Unpublished Opinion No. 2003-UP-631
Submitted September 9, 2003 – Filed October 22, 2003


Assistant Appellate Defender Robert M. Pachak, of Columbia, for Appellant.

Attorney General Henry Dargan McMaster, Chief Deputy Attorney General John W. McIntosh, Assistant Deputy Attorney General Charles H. Richardson, Senior Assistant Attorney General Norman Mark Rapoport, all of Columbia; and Solicitor Barbara R. Morgan, of Aiken, for Respondent.
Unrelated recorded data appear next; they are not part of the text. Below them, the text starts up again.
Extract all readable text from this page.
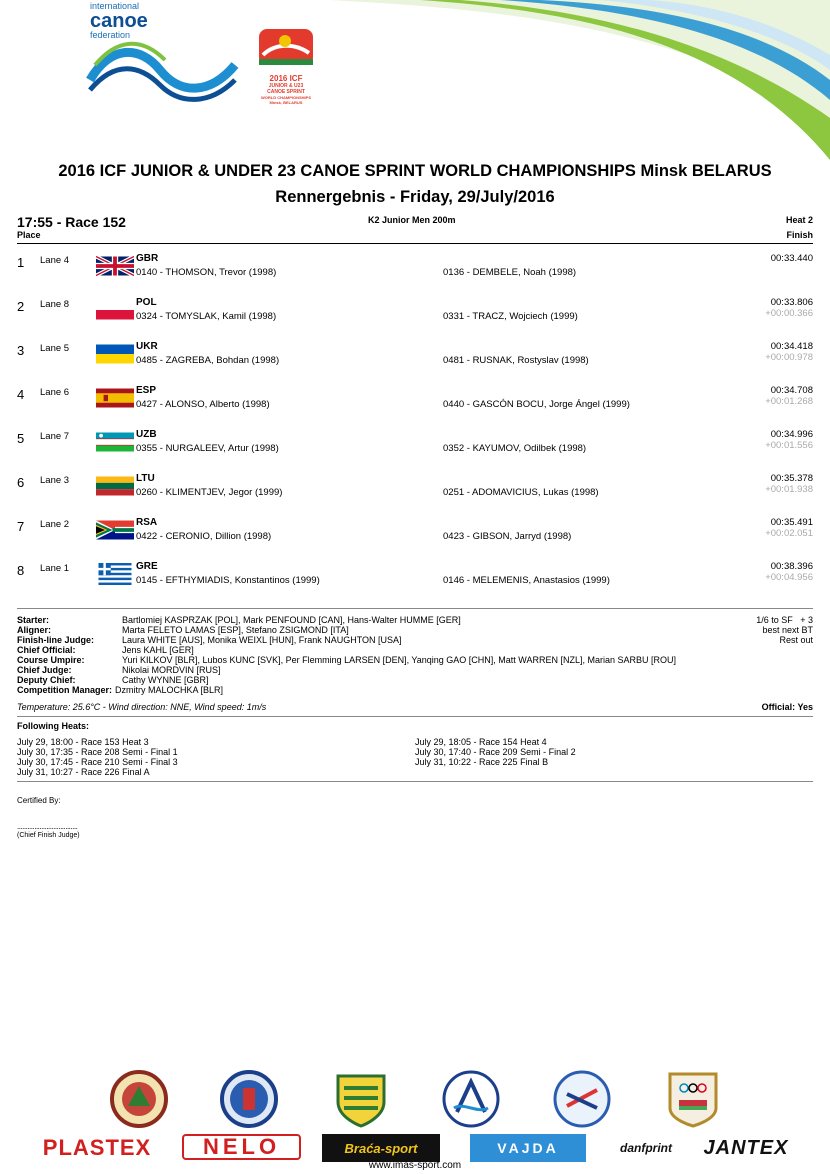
international
canoe
federation
2016 ICF
JUNIOR & U23
CANOE SPRINT
WORLD CHAMPIONSHIPS
Minsk, BELARUS
2016 ICF JUNIOR & UNDER 23 CANOE SPRINT WORLD CHAMPIONSHIPS Minsk BELARUS
Rennergebnis - Friday, 29/July/2016
17:55 - Race 152
Place
K2 Junior Men 200m	Heat 2
Finish
1 Lane 4	GBR
0140 - THOMSON, Trevor (1998)	0136 - DEMBELE, Noah (1998)
00:33.440
2 Lane 8	POL
0324 - TOMYSLAK, Kamil (1998)	0331 - TRACZ, Wojciech (1999)
00:33.806
+00:00.366
3 Lane 5	UKR
0485 - ZAGREBA, Bohdan (1998)	0481 - RUSNAK, Rostyslav (1998)
00:34.418
+00:00.978
4 Lane 6	ESP
0427 - ALONSO, Alberto (1998)	0440 - GASCÓN BOCU, Jorge Ángel (1999)
00:34.708
+00:01.268
5 Lane 7	UZB
0355 - NURGALEEV, Artur (1998)	0352 - KAYUMOV, Odilbek (1998)
00:34.996
+00:01.556
6 Lane 3	LTU
0260 - KLIMENTJEV, Jegor (1999)	0251 - ADOMAVICIUS, Lukas (1998)
00:35.378
+00:01.938
7 Lane 2	RSA
0422 - CERONIO, Dillion (1998)	0423 - GIBSON, Jarryd (1998)
00:35.491
+00:02.051
8 Lane 1	GRE
0145 - EFTHYMIADIS, Konstantinos (1999)	0146 - MELEMENIS, Anastasios (1999)
00:38.396
+00:04.956
Starter:	Bartlomiej KASPRZAK [POL], Mark PENFOUND [CAN], Hans-Walter HUMME [GER]
Aligner:	Marta FELETO LAMAS [ESP], Stefano ZSIGMOND [ITA]
Finish-line Judge:	Laura WHITE [AUS], Monika WEIXL [HUN], Frank NAUGHTON [USA]
Chief Official:	Jens KAHL [GER]
Course Umpire:	Yuri KILKOV [BLR], Lubos KUNC [SVK], Per Flemming LARSEN [DEN], Yanqing GAO [CHN], Matt WARREN [NZL], Marian SARBU [ROU]
Chief Judge:	Nikolai MORDVIN [RUS]
Deputy Chief:	Cathy WYNNE [GBR]
Competition Manager: Dzmitry MALOCHKA [BLR]
1/6 to SF   + 3
best next BT
Rest out
Temperature: 25.6°C - Wind direction: NNE, Wind speed: 1m/s	Official: Yes
Following Heats:
July 29, 18:00 - Race 153 Heat 3
July 30, 17:35 - Race 208 Semi - Final 1
July 30, 17:45 - Race 210 Semi - Final 3
July 31, 10:27 - Race 226 Final A
July 29, 18:05 - Race 154 Heat 4
July 30, 17:40 - Race 209 Semi - Final 2
July 31, 10:22 - Race 225 Final B
Certified By:
...................................
(Chief Finish Judge)
PLASTEX	NELO	Braća-sport	VAJDA	danfprint	JANTEX
www.imas-sport.com
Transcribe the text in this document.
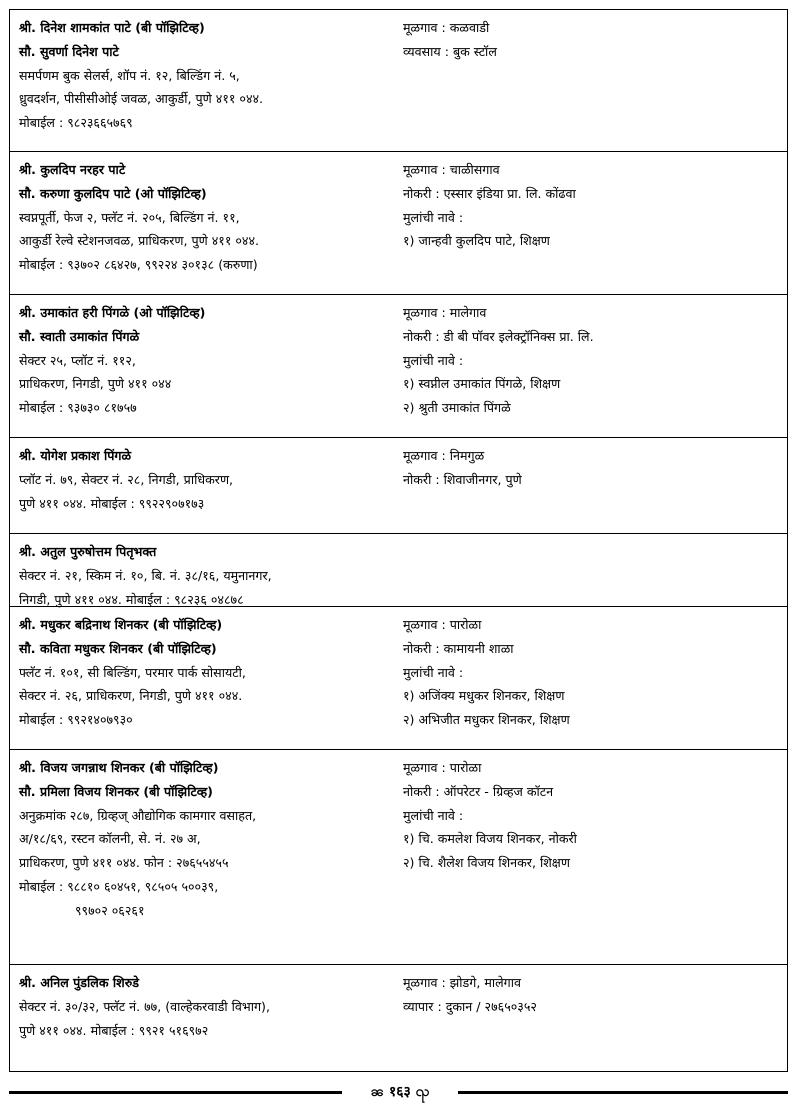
श्री. दिनेश शामकांत पाटे (बी पॉझिटिव्ह)
सौ. सुवर्णा दिनेश पाटे
समर्पणम बुक सेलर्स, शॉप नं. १२, बिल्डिंग नं. ५,
ध्रुवदर्शन, पीसीसीओई जवळ, आकुर्डी, पुणे ४११ ०४४.
मोबाईल : ९८२३६६५७६९
मूळगाव : कळवाडी
व्यवसाय : बुक स्टॉल
श्री. कुलदिप नरहर पाटे
सौ. करुणा कुलदिप पाटे (ओ पॉझिटिव्ह)
स्वप्नपूर्ती, फेज २, फ्लॅट नं. २०५, बिल्डिंग नं. ११,
आकुर्डी रेल्वे स्टेशनजवळ, प्राधिकरण, पुणे ४११ ०४४.
मोबाईल : ९३७०२ ८६४२७, ९९२२४ ३०१३८ (करुणा)
मूळगाव : चाळीसगाव
नोकरी : एस्सार इंडिया प्रा. लि. कोंढवा
मुलांची नावे :
१) जान्हवी कुलदिप पाटे, शिक्षण
श्री. उमाकांत हरी पिंगळे (ओ पॉझिटिव्ह)
सौ. स्वाती उमाकांत पिंगळे
सेक्टर २५, प्लॉट नं. ११२,
प्राधिकरण, निगडी, पुणे ४११ ०४४
मोबाईल : ९३७३० ८१७५७
मूळगाव : मालेगाव
नोकरी : डी बी पॉवर इलेक्ट्रॉनिक्स प्रा. लि.
मुलांची नावे :
१) स्वप्नील उमाकांत पिंगळे, शिक्षण
२) श्रुती उमाकांत पिंगळे
श्री. योगेश प्रकाश पिंगळे
प्लॉट नं. ७९, सेक्टर नं. २८, निगडी, प्राधिकरण,
पुणे ४११ ०४४. मोबाईल : ९९२२९०७१७३
मूळगाव : निमगुळ
नोकरी : शिवाजीनगर, पुणे
श्री. अतुल पुरुषोत्तम पितृभक्त
सेक्टर नं. २१, स्किम नं. १०, बि. नं. ३८/१६, यमुनानगर,
निगडी, पुणे ४११ ०४४. मोबाईल : ९८२३६ ०४८७८
श्री. मधुकर बद्रिनाथ शिनकर (बी पॉझिटिव्ह)
सौ. कविता मधुकर शिनकर (बी पॉझिटिव्ह)
फ्लॅट नं. १०१, सी बिल्डिंग, परमार पार्क सोसायटी,
सेक्टर नं. २६, प्राधिकरण, निगडी, पुणे ४११ ०४४.
मोबाईल : ९९२१४०७९३०
मूळगाव : पारोळा
नोकरी : कामायनी शाळा
मुलांची नावे :
१) अजिंक्य मधुकर शिनकर, शिक्षण
२) अभिजीत मधुकर शिनकर, शिक्षण
श्री. विजय जगन्नाथ शिनकर (बी पॉझिटिव्ह)
सौ. प्रमिला विजय शिनकर (बी पॉझिटिव्ह)
अनुक्रमांक २८७, ग्रिव्हज् औद्योगिक कामगार वसाहत,
अ/१८/६९, रस्टन कॉलनी, से. नं. २७ अ,
प्राधिकरण, पुणे ४११ ०४४. फोन : २७६५५४५५
मोबाईल : ९८८१० ६०४५१, ९८५०५ ५००३९,
९९७०२ ०६२६१
मूळगाव : पारोळा
नोकरी : ऑपरेटर - ग्रिव्हज कॉटन
मुलांची नावे :
१) चि. कमलेश विजय शिनकर, नोकरी
२) चि. शैलेश विजय शिनकर, शिक्षण
श्री. अनिल पुंडलिक शिरुडे
सेक्टर नं. ३०/३२, फ्लॅट नं. ७७, (वाल्हेकरवाडी विभाग),
पुणे ४११ ०४४. मोबाईल : ९९२१ ५१६९७२
मूळगाव : झोडगे, मालेगाव
व्यापार : दुकान / २७६५०३५२
ၼ १६३ ၺ
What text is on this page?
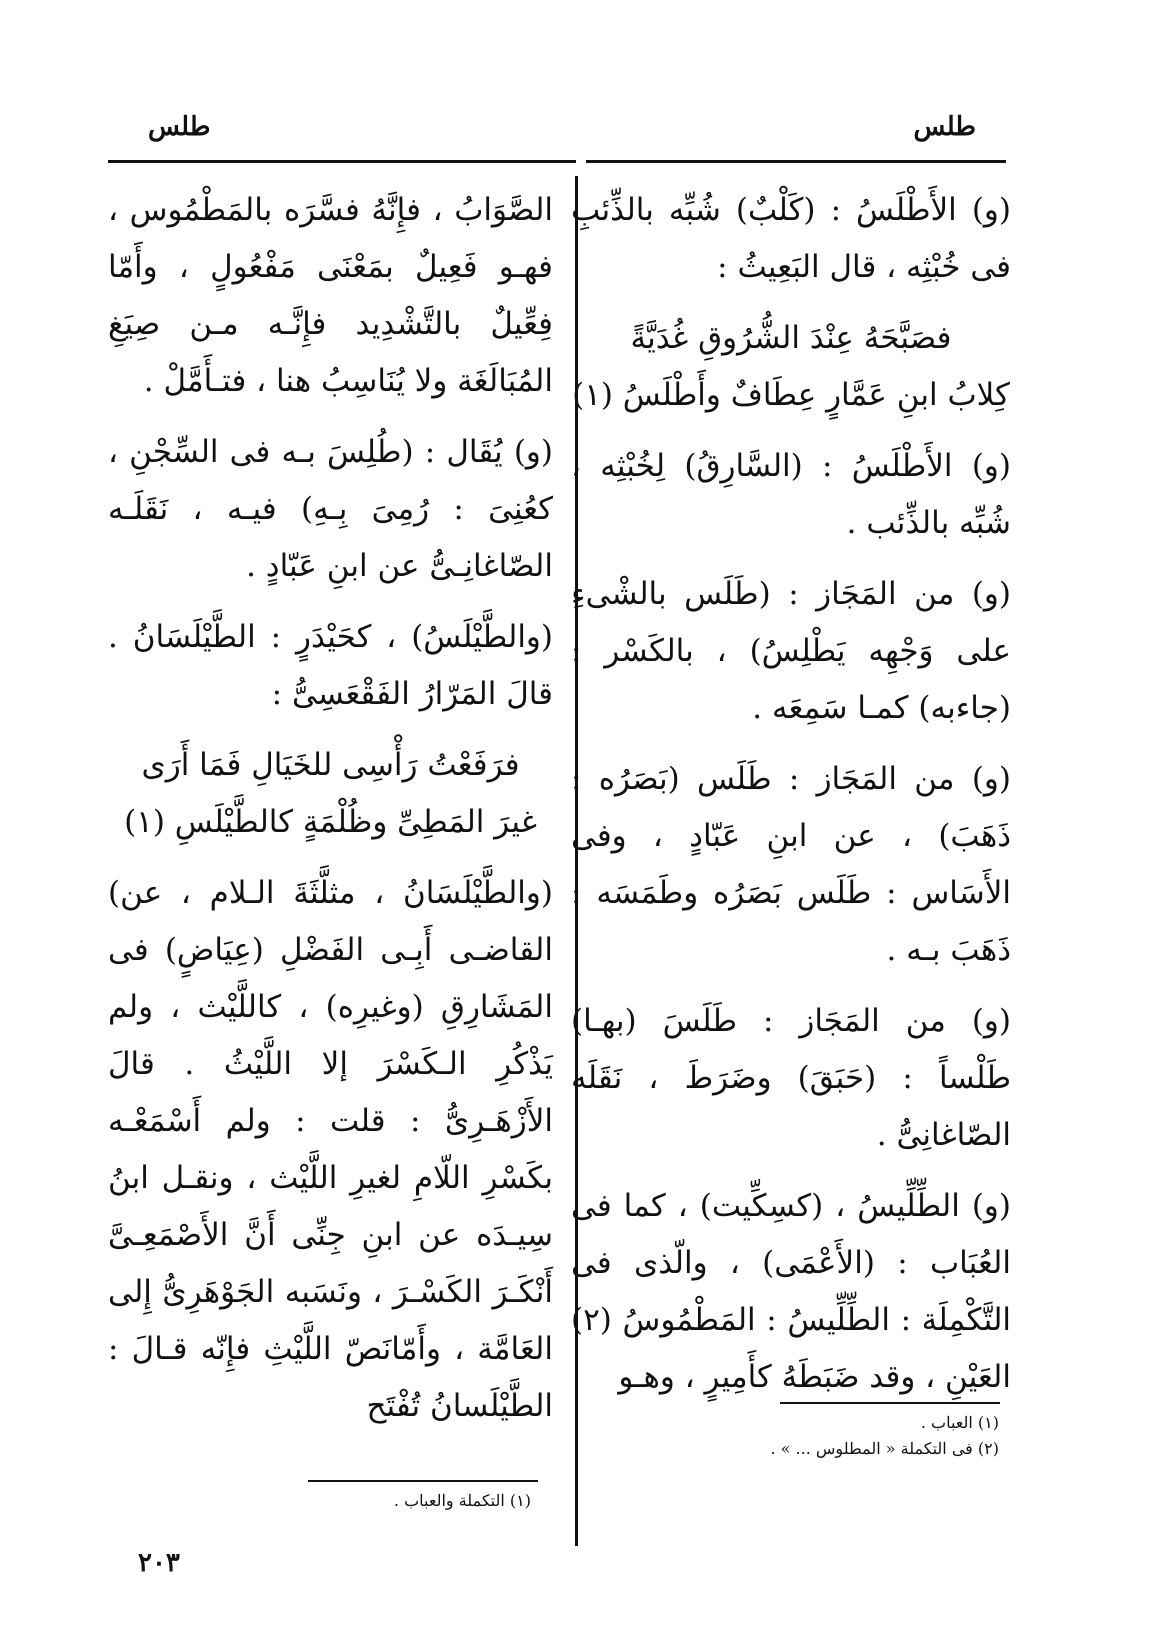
طلس
طلس

(و) الأَطْلَسُ : (كَلْبٌ) شُبِّه بالذِّئبِ فى خُبْثِه ، قال البَعِيثُ :

فصَبَّحَهُ عِنْدَ الشُّرُوقِ غُدَيَّةً

كِلابُ ابنِ عَمَّارٍ عِطَافٌ وأَطْلَسُ (١)

(و) الأَطْلَسُ : (السَّارِقُ) لِخُبْثِه ، شُبِّه بالذِّئب .

(و) من المَجَاز : (طَلَس بالشْىءِ على وَجْهِه يَطْلِسُ) ، بالكَسْر : (جاءبه) كمـا سَمِعَه .

(و) من المَجَاز : طَلَس (بَصَرُه : ذَهَبَ) ، عن ابنِ عَبّادٍ ، وفى الأَسَاس : طَلَس بَصَرُه وطَمَسَه : ذَهَبَ بـه .

(و) من المَجَاز : طَلَسَ (بهـا) طَلْساً : (حَبَقَ) وضَرَطَ ، نَقَلَه الصّاغانِىُّ .

(و) الطِّلِّيسُ ، (كسِكِّيت) ، كما فى العُبَاب : (الأَعْمَى) ، والّذى فى التَّكْمِلَة : الطِّلِّيسُ : المَطْمُوسُ (٢) العَيْنِ ، وقد ضَبَطَهُ كأَمِيرٍ ، وهـو

الصَّوَابُ ، فإِنَّهُ فسَّرَه بالمَطْمُوس ، فهـو فَعِيلٌ بمَعْنَى مَفْعُولٍ ، وأَمّا فِعِّيلٌ بالتَّشْدِيد فإِنَّـه مـن صِيَغِ المُبَالَغَة ولا يُنَاسِبُ هنا ، فتـأَمَّلْ .

(و) يُقَال : (طُلِسَ بـه فى السِّجْنِ ، كعُنِىَ : رُمِىَ بِـهِ) فيـه ، نَقَلَـه الصّاغانِـىُّ عن ابنِ عَبّادٍ .

(والطَّيْلَسُ) ، كحَيْدَرٍ : الطَّيْلَسَانُ . قالَ المَرّارُ الفَقْعَسِىُّ :

فرَفَعْتُ رَأْسِى للخَيَالِ فَمَا أَرَى

غيرَ المَطِىِّ وظُلْمَةٍ كالطَّيْلَسِ (١)

(والطَّيْلَسَانُ ، مثلَّثَةَ الـلام ، عن) القاضـى أَبِـى الفَضْلِ (عِيَاضٍ) فى المَشَارِقِ (وغيرِه) ، كاللَّيْث ، ولم يَذْكُرِ الـكَسْرَ إلا اللَّيْثُ . قالَ الأَزْهَـرِىُّ : قلت : ولم أَسْمَعْـه بكَسْرِ اللّامِ لغيرِ اللَّيْث ، ونقـل ابنُ سِيـدَه عن ابنِ جِنِّى أَنَّ الأَصْمَعِـىَّ أَنْكَـرَ الكَسْـرَ ، ونَسَبه الجَوْهَرِىُّ إِلى العَامَّة ، وأَمّانَصّ اللَّيْثِ فإِنّه قـالَ : الطَّيْلَسانُ تُفْتَح	(١) العباب .
(٢) فى التكملة « المطلوس ... » .
(١) التكملة والعباب .
٢٠٣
PER CURIAM:  Affirmed pursuant to Rule 220(b)(2), SCACR, and the following authorities:  State v. Spann, 279 S.C. 399, 402, 308 S.E.2d 518, 520 (1983) (holding upon a motion for a directed verdict, the trial judge is concerned with the existence of evidence and not its weight); State v. Thompson, 279 S.C. 405, 408, 308 S.E.2d 364, 366 (1983) (holding the circuit court must view the evidence in the light most favorable to the State); State v. Martin, 340 S.C. 597, 602, 533 S.E.2d 572, 574 (2000) (“The trial court has a duty to submit the case to the jury where the evidence is circumstantial, if there is substantial circumstantial evidence which reasonably tends to prove the guilt of the accused or from which his guilt may be fairly and logically deduced.”); State v. Walsh, 300 S.C. 427, 429, 388 S.E.2d 777, 779 (1988) (“[T]he elements which constitute the common law  offense of assault with intent to kill are (1) an unlawful attempt;  (2) to commit a violent injury;  (3) to the person of another;  (4) with malicious intent;  and (5) accompanied by the present ability to complete the act.”), overruled on other grounds by, State v. Easler, 327 S.C. 121, 131, 489 S.E.2d 617, 623 (1997); State v. Campbell, 287 S.C. 377, 379, 339 S.E.2d 109, 109 (1985) (“The implication of malice may arise from the use of a deadly weapon.”).


STILWELL, HOWARD, and KITTREDGE, JJ., concurring.    

[1] Because oral argument would not aid the Court in resolving any issue on appeal, we decide this case without oral argument pursuant to South Carolina Appellate Court Rules, Rule 215.